By Dawn Aerts
Iron County Today
CEDAR CITY–At the 4EverQuilting Store, Deb Leoni and her assistants Annie Swearngin and Lynda McCulloch are hoping to make life a little more beautiful, ‘one stitch at a time.’
Leoni has worked in the field of accounting and owned her own business since 2001, a career that she pursued since 1985 — but her dream world, and the happy place for quilters she envisioned began with a class, making her first quilt in 2007.
“My late husband Michael encouraged me to take time for myself and to take some quilt classes at a local church,” said Leoni at the quilt shop she opened in Cedar just a year ago. “The ‘seed’ was planted back then, but opening my own place was something I only hoped to have the time to do… one of these days.”
It was only after selling the family home in Las Vegas that Leoni said she was ready to just start over and follow her inspiration.
Leoni still oversees an accounting business, but works with, and alongside, both experienced and new quilters. Today, her store is full of patterns and panels, variegated threads, fabrics and busy work tables with a big-screen TV for useful ‘how-to’s.
It was actually a visit to see some hands-on work on an old quilting machine in Boulder City, Nev., that inspired her decision to invest in an operation.
“It was an old Gammell model in the store, but I thought well, yes, I’d like to do that,” said Leoni of the ‘Handiquilter Infinity 26’ that found a place in her shop. “I had this huge machine sitting in my family room for two years, and I thought, if not me, who? I decided the time to open my own place was now.”

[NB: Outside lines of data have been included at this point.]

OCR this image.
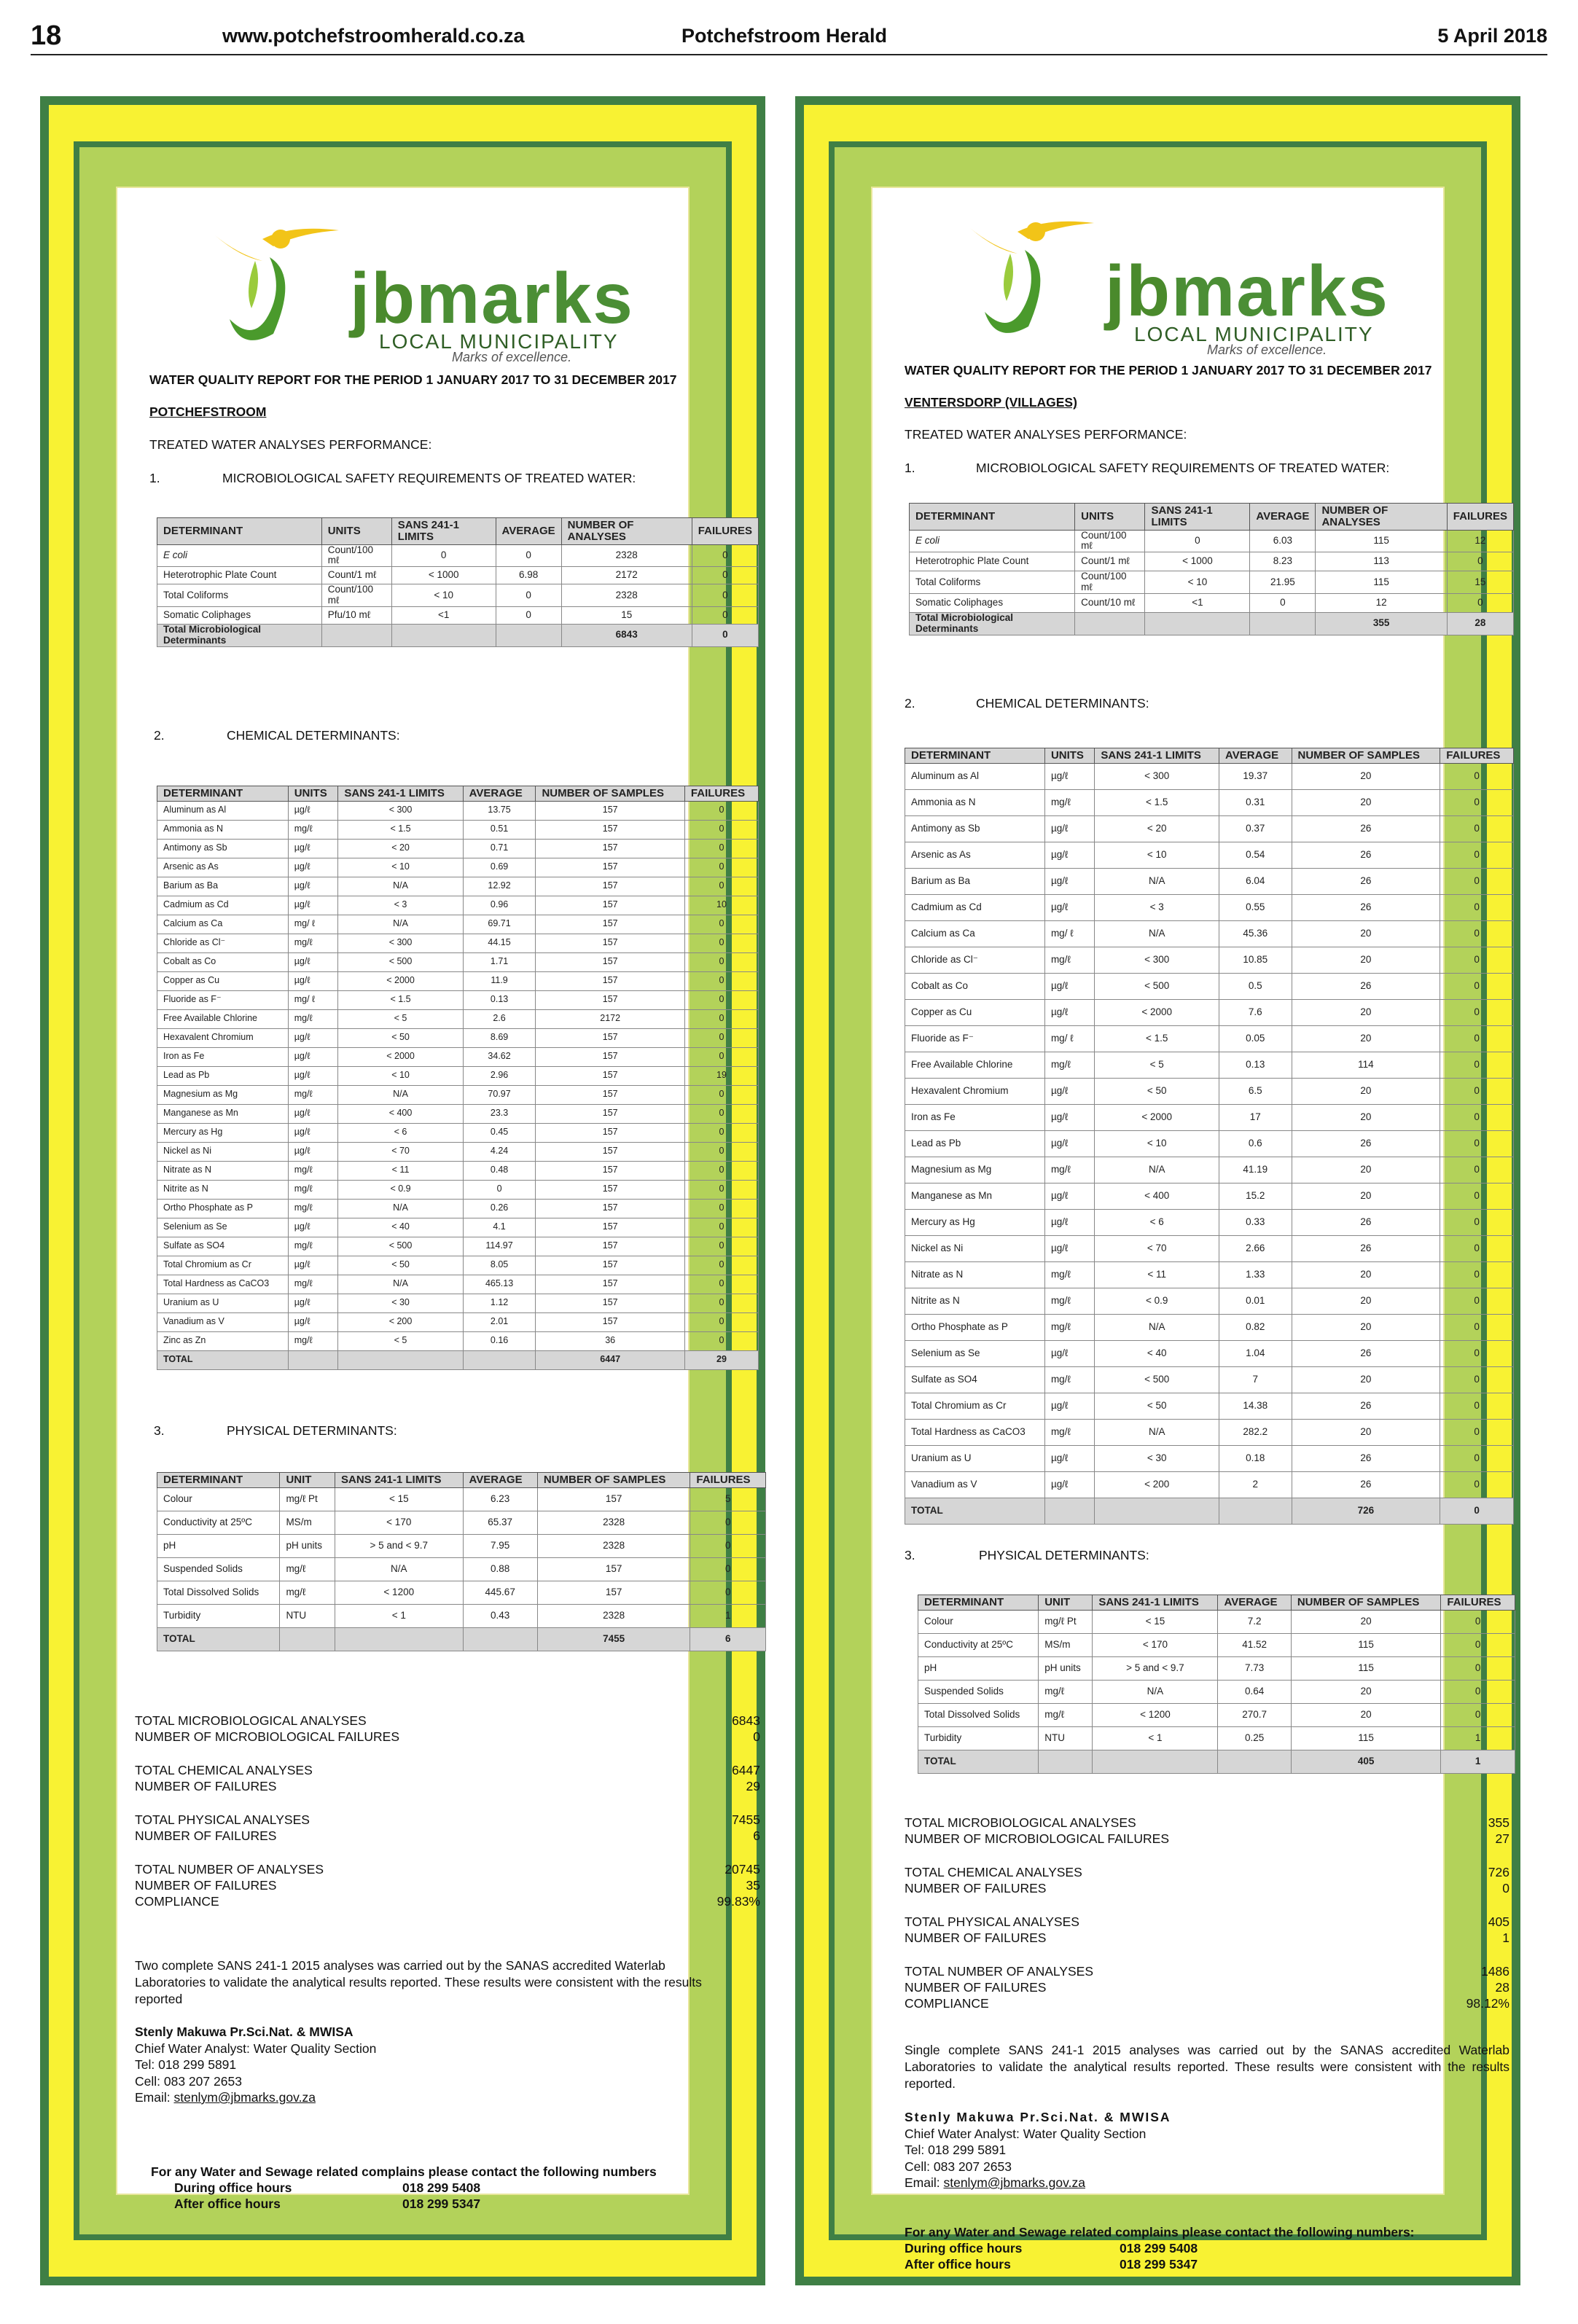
18	www.potchefstroomherald.co.za	Potchefstroom Herald	5 April 2018
jbmarks
LOCAL MUNICIPALITY
Marks of excellence.
WATER QUALITY REPORT FOR THE PERIOD 1 JANUARY 2017 TO 31 DECEMBER 2017
POTCHEFSTROOM
TREATED WATER ANALYSES PERFORMANCE:
1.	MICROBIOLOGICAL SAFETY REQUIREMENTS OF TREATED WATER:
DETERMINANT	UNITS	SANS 241-1 LIMITS	AVERAGE	NUMBER OF ANALYSES	FAILURES
E coli	Count/100 mℓ	0	0	2328	0
Heterotrophic Plate Count	Count/1 mℓ	< 1000	6.98	2172	0
Total Coliforms	Count/100 mℓ	< 10	0	2328	0
Somatic Coliphages	Pfu/10 mℓ	<1	0	15	0
Total Microbiological Determinants				6843	0
2.	CHEMICAL DETERMINANTS:
DETERMINANT	UNITS	SANS 241-1 LIMITS	AVERAGE	NUMBER OF SAMPLES	FAILURES
Aluminum as Al	µg/ℓ	< 300	13.75	157	0
Ammonia as N	mg/ℓ	< 1.5	0.51	157	0
Antimony as Sb	µg/ℓ	< 20	0.71	157	0
Arsenic as As	µg/ℓ	< 10	0.69	157	0
Barium as Ba	µg/ℓ	N/A	12.92	157	0
Cadmium as Cd	µg/ℓ	< 3	0.96	157	10
Calcium as Ca	mg/ ℓ	N/A	69.71	157	0
Chloride as Cl⁻	mg/ℓ	< 300	44.15	157	0
Cobalt as Co	µg/ℓ	< 500	1.71	157	0
Copper as Cu	µg/ℓ	< 2000	11.9	157	0
Fluoride as F⁻	mg/ ℓ	< 1.5	0.13	157	0
Free Available Chlorine	mg/ℓ	< 5	2.6	2172	0
Hexavalent Chromium	µg/ℓ	< 50	8.69	157	0
Iron as Fe	µg/ℓ	< 2000	34.62	157	0
Lead as Pb	µg/ℓ	< 10	2.96	157	19
Magnesium as Mg	mg/ℓ	N/A	70.97	157	0
Manganese as Mn	µg/ℓ	< 400	23.3	157	0
Mercury as Hg	µg/ℓ	< 6	0.45	157	0
Nickel as Ni	µg/ℓ	< 70	4.24	157	0
Nitrate as N	mg/ℓ	< 11	0.48	157	0
Nitrite as N	mg/ℓ	< 0.9	0	157	0
Ortho Phosphate as P	mg/ℓ	N/A	0.26	157	0
Selenium as Se	µg/ℓ	< 40	4.1	157	0
Sulfate as SO4	mg/ℓ	< 500	114.97	157	0
Total Chromium as Cr	µg/ℓ	< 50	8.05	157	0
Total Hardness as CaCO3	mg/ℓ	N/A	465.13	157	0
Uranium as U	µg/ℓ	< 30	1.12	157	0
Vanadium as V	µg/ℓ	< 200	2.01	157	0
Zinc as Zn	mg/ℓ	< 5	0.16	36	0
TOTAL				6447	29
3.	PHYSICAL DETERMINANTS:
DETERMINANT	UNIT	SANS 241-1 LIMITS	AVERAGE	NUMBER OF SAMPLES	FAILURES
Colour	mg/ℓ Pt	< 15	6.23	157	5
Conductivity at 25ºC	MS/m	< 170	65.37	2328	0
pH	pH units	> 5 and < 9.7	7.95	2328	0
Suspended Solids	mg/ℓ	N/A	0.88	157	0
Total Dissolved Solids	mg/ℓ	< 1200	445.67	157	0
Turbidity	NTU	< 1	0.43	2328	1
TOTAL				7455	6
TOTAL MICROBIOLOGICAL ANALYSES	6843
NUMBER OF MICROBIOLOGICAL FAILURES	0
TOTAL CHEMICAL ANALYSES	6447
NUMBER OF FAILURES	29
TOTAL PHYSICAL ANALYSES	7455
NUMBER OF FAILURES	6
TOTAL NUMBER OF ANALYSES	20745
NUMBER OF FAILURES	35
COMPLIANCE	99.83%
Two complete SANS 241-1 2015 analyses was carried out by the SANAS accredited Waterlab Laboratories to validate the analytical results reported. These results were consistent with the results reported
Stenly Makuwa Pr.Sci.Nat. & MWISA
Chief Water Analyst: Water Quality Section
Tel: 018 299 5891
Cell: 083 207 2653
Email: stenlym@jbmarks.gov.za
For any Water and Sewage related complains please contact the following numbers
During office hours	018 299 5408
After office hours	018 299 5347
jbmarks
LOCAL MUNICIPALITY
Marks of excellence.
WATER QUALITY REPORT FOR THE PERIOD 1 JANUARY 2017 TO 31 DECEMBER 2017
VENTERSDORP (VILLAGES)
TREATED WATER ANALYSES PERFORMANCE:
1.	MICROBIOLOGICAL SAFETY REQUIREMENTS OF TREATED WATER:
DETERMINANT	UNITS	SANS 241-1 LIMITS	AVERAGE	NUMBER OF ANALYSES	FAILURES
E coli	Count/100 mℓ	0	6.03	115	12
Heterotrophic Plate Count	Count/1 mℓ	< 1000	8.23	113	0
Total Coliforms	Count/100 mℓ	< 10	21.95	115	15
Somatic Coliphages	Count/10 mℓ	<1	0	12	0
Total Microbiological Determinants				355	28
2.	CHEMICAL DETERMINANTS:
DETERMINANT	UNITS	SANS 241-1 LIMITS	AVERAGE	NUMBER OF SAMPLES	FAILURES
Aluminum as Al	µg/ℓ	< 300	19.37	20	0
Ammonia as N	mg/ℓ	< 1.5	0.31	20	0
Antimony as Sb	µg/ℓ	< 20	0.37	26	0
Arsenic as As	µg/ℓ	< 10	0.54	26	0
Barium as Ba	µg/ℓ	N/A	6.04	26	0
Cadmium as Cd	µg/ℓ	< 3	0.55	26	0
Calcium as Ca	mg/ ℓ	N/A	45.36	20	0
Chloride as Cl⁻	mg/ℓ	< 300	10.85	20	0
Cobalt as Co	µg/ℓ	< 500	0.5	26	0
Copper as Cu	µg/ℓ	< 2000	7.6	20	0
Fluoride as F⁻	mg/ ℓ	< 1.5	0.05	20	0
Free Available Chlorine	mg/ℓ	< 5	0.13	114	0
Hexavalent Chromium	µg/ℓ	< 50	6.5	20	0
Iron as Fe	µg/ℓ	< 2000	17	20	0
Lead as Pb	µg/ℓ	< 10	0.6	26	0
Magnesium as Mg	mg/ℓ	N/A	41.19	20	0
Manganese as Mn	µg/ℓ	< 400	15.2	20	0
Mercury as Hg	µg/ℓ	< 6	0.33	26	0
Nickel as Ni	µg/ℓ	< 70	2.66	26	0
Nitrate as N	mg/ℓ	< 11	1.33	20	0
Nitrite as N	mg/ℓ	< 0.9	0.01	20	0
Ortho Phosphate as P	mg/ℓ	N/A	0.82	20	0
Selenium as Se	µg/ℓ	< 40	1.04	26	0
Sulfate as SO4	mg/ℓ	< 500	7	20	0
Total Chromium as Cr	µg/ℓ	< 50	14.38	26	0
Total Hardness as CaCO3	mg/ℓ	N/A	282.2	20	0
Uranium as U	µg/ℓ	< 30	0.18	26	0
Vanadium as V	µg/ℓ	< 200	2	26	0
TOTAL				726	0
3.	PHYSICAL DETERMINANTS:
DETERMINANT	UNIT	SANS 241-1 LIMITS	AVERAGE	NUMBER OF SAMPLES	FAILURES
Colour	mg/ℓ Pt	< 15	7.2	20	0
Conductivity at 25ºC	MS/m	< 170	41.52	115	0
pH	pH units	> 5 and < 9.7	7.73	115	0
Suspended Solids	mg/ℓ	N/A	0.64	20	0
Total Dissolved Solids	mg/ℓ	< 1200	270.7	20	0
Turbidity	NTU	< 1	0.25	115	1
TOTAL				405	1
TOTAL MICROBIOLOGICAL ANALYSES	355
NUMBER OF MICROBIOLOGICAL FAILURES	27
TOTAL CHEMICAL ANALYSES	726
NUMBER OF FAILURES	0
TOTAL PHYSICAL ANALYSES	405
NUMBER OF FAILURES	1
TOTAL NUMBER OF ANALYSES	1486
NUMBER OF FAILURES	28
COMPLIANCE	98.12%
Single complete SANS 241-1 2015 analyses was carried out by the SANAS accredited Waterlab Laboratories to validate the analytical results reported. These results were consistent with the results reported.
Stenly Makuwa Pr.Sci.Nat. & MWISA
Chief Water Analyst: Water Quality Section
Tel: 018 299 5891
Cell: 083 207 2653
Email: stenlym@jbmarks.gov.za
For any Water and Sewage related complains please contact the following numbers:
During office hours	018 299 5408
After office hours	018 299 5347
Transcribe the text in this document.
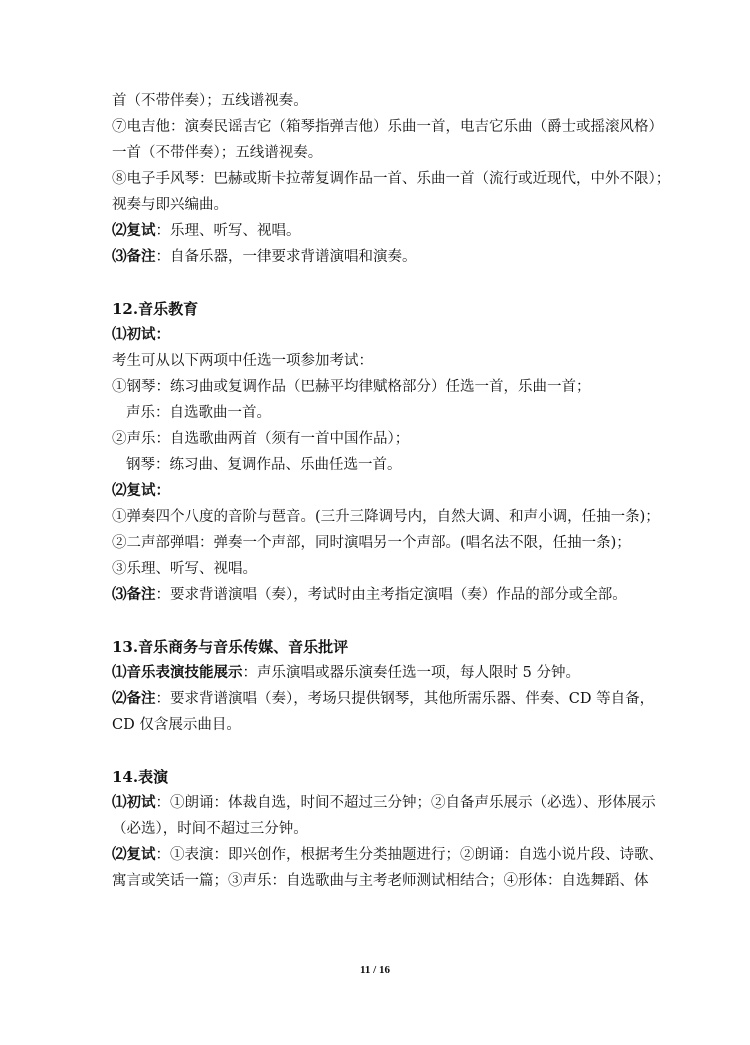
首（不带伴奏）；五线谱视奏。
⑦电吉他：演奏民谣吉它（箱琴指弹吉他）乐曲一首，电吉它乐曲（爵士或摇滚风格）
一首（不带伴奏）；五线谱视奏。
⑧电子手风琴：巴赫或斯卡拉蒂复调作品一首、乐曲一首（流行或近现代，中外不限）；
视奏与即兴编曲。
⑵复试：乐理、听写、视唱。
⑶备注：自备乐器，一律要求背谱演唱和演奏。
12.音乐教育
⑴初试：
考生可从以下两项中任选一项参加考试：
①钢琴：练习曲或复调作品（巴赫平均律赋格部分）任选一首，乐曲一首；
声乐：自选歌曲一首。
②声乐：自选歌曲两首（须有一首中国作品）；
钢琴：练习曲、复调作品、乐曲任选一首。
⑵复试：
①弹奏四个八度的音阶与琶音。(三升三降调号内，自然大调、和声小调，任抽一条)；
②二声部弹唱：弹奏一个声部，同时演唱另一个声部。(唱名法不限，任抽一条)；
③乐理、听写、视唱。
⑶备注：要求背谱演唱（奏），考试时由主考指定演唱（奏）作品的部分或全部。
13.音乐商务与音乐传媒、音乐批评
⑴音乐表演技能展示：声乐演唱或器乐演奏任选一项，每人限时 5 分钟。
⑵备注：要求背谱演唱（奏），考场只提供钢琴，其他所需乐器、伴奏、CD 等自备，
CD 仅含展示曲目。
14.表演
⑴初试：①朗诵：体裁自选，时间不超过三分钟；②自备声乐展示（必选）、形体展示
（必选），时间不超过三分钟。
⑵复试：①表演：即兴创作，根据考生分类抽题进行；②朗诵：自选小说片段、诗歌、
寓言或笑话一篇；③声乐：自选歌曲与主考老师测试相结合；④形体：自选舞蹈、体
11 / 16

Leoni said her mother had a creative side as a painter while she pursued a talent for paper-inspired craft-making.
“I have to admit that in my home economics class I literally sewed a shirt into oblivion,” said Leoni with a laugh, “But after spending six weeks in a quilt class, I found something I enjoyed working on: finding the right panel, picking out the fabrics, the fat-quarters, patterns and threads. Now I help my customers with their choices.”
Leoni considers quilt-making a utilitarian skill that has evolved into an artform. “The fabric industry has put out amazing materials, and people have found beautiful ways to be creative, from decorative pillows and wall-hangings to one-of-a-kind quilts that they can personalize for weddings or as the ultimate, handmade gift.”
At her store, Leoni has begun quilting circles, and opportunities for seasoned and up-and-coming quilters to spend time during the week. “I would say it’s a relaxing atmosphere for ideas, to be creative, and to bring people together,” said Leoni of work-space and demonstration videos. “Here you can create something unique and it’s not a solitary thing anymore.”
Leoni envisions 4EverQuilting as a ‘hub for quilters’ of all ages, men and women. “Personally, I spend a lot of time looking at a quilt design before it goes onto a machine,” she said. “It’s fun to enhance the work and make it as beautiful as possible, so what they create stands out and I can help them achieve a vision.”
Her storefront is bright and welcoming with various displays and table seating for classes, demonstrations or personal projects. Leoni also started a Christmas Quilters Club at $10 a class on the first and third Saturdays of the month. She is part of the Cedar Chest Quilters Guild and encourages quilters to attend the annual retreat.
“Nowadays there are many opportunities for quilters to share their time and creative work with others,” said Leoni of the Jan. 20 to Feb. 1 Cedar Chest Quilters’ Guild show and classes, and an upcoming seven-night Pacific Coast Quilting cruise she is coordinating for quilters in March.
This fall, 4Ever Quilts will host a Dirndl Dress class with Ronnie Badgett; a Christmas Quilters Club, and a double-wedding ring table runner class using pre-cut Kits.
Leoni also participates in the Hoffman-Fabric challenge that begins with a small fabric design that quilters can turn into a finished entry for their national quilt trunk show and tour. “Over the years I’ve helped many people succeed in their business,” said Leoni of her shop, “Now I help people with their vision – a happy place for quilters.”